Dr. Brian Wood presents The Movement Ecology of Gendered Foraging among Hadza Hunter-Gatherers
Start Date: Nov 07, 2019 - 04:00pm
Location: Hibben Center 105
Dr. Brian Wood will present his talk The Movement Ecology of Gendered Foraging among Hadza Hunter-Gatherers on Thursday, November 7 at 4 pm in the Hibben Center lecture hall 105. His talk will discuss how humans think about, explore, and use landscapes like no other species, reflecting our unique biological and cultural adaptations. One of these adaptations, observed in all hunter-gatherer societies, is a gendered division of foraging labor. Understanding how gendered economic roles structure space use is important to evolutionary models of foraging behavior, social organization, and cognition. In this talk, Dr. Wood will examine the Hadza's spatial behavior using a large corpus of GPS data collected over the last decade.

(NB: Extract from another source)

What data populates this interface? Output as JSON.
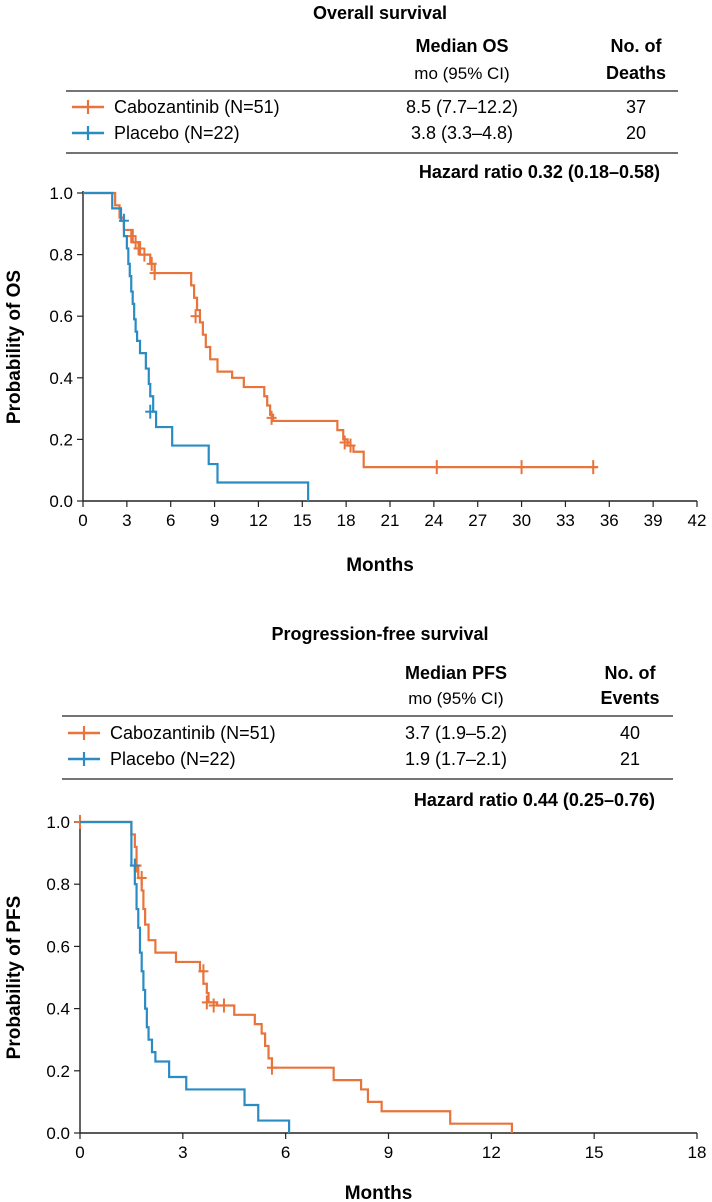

Foraging theories propose that the rarity and mobility of targeted foods should predict movement patterns, and that strong gender differences in space use should arise in a hunting and gathering context if men and women target different resources. The search for rarer and more mobile foods, such as wild game, should produce more extensive and sinuous travel, while the harvesting of plant foods should lead to concentrated, straight-line travel to and from known locations. Dr. Wood tests these predictions by examining 2,078 person-days of GPS-recorded movement. In this talk, he will also discuss the evolution and development of gender-differentiated travel, and relationships between measures of spatial behavior and spatial cognition.
Dr. Brian Wood is a human behavioral ecologist who conducts research with Hadza hunter-gatherers in northern Tanzania. He is an assistant professor at UCLA in the Department of Anthropology, and an external scientist of the Max Planck Institute for Evolutionary Anthropology, in the Department of Human Behavior, Ecology, and Culture.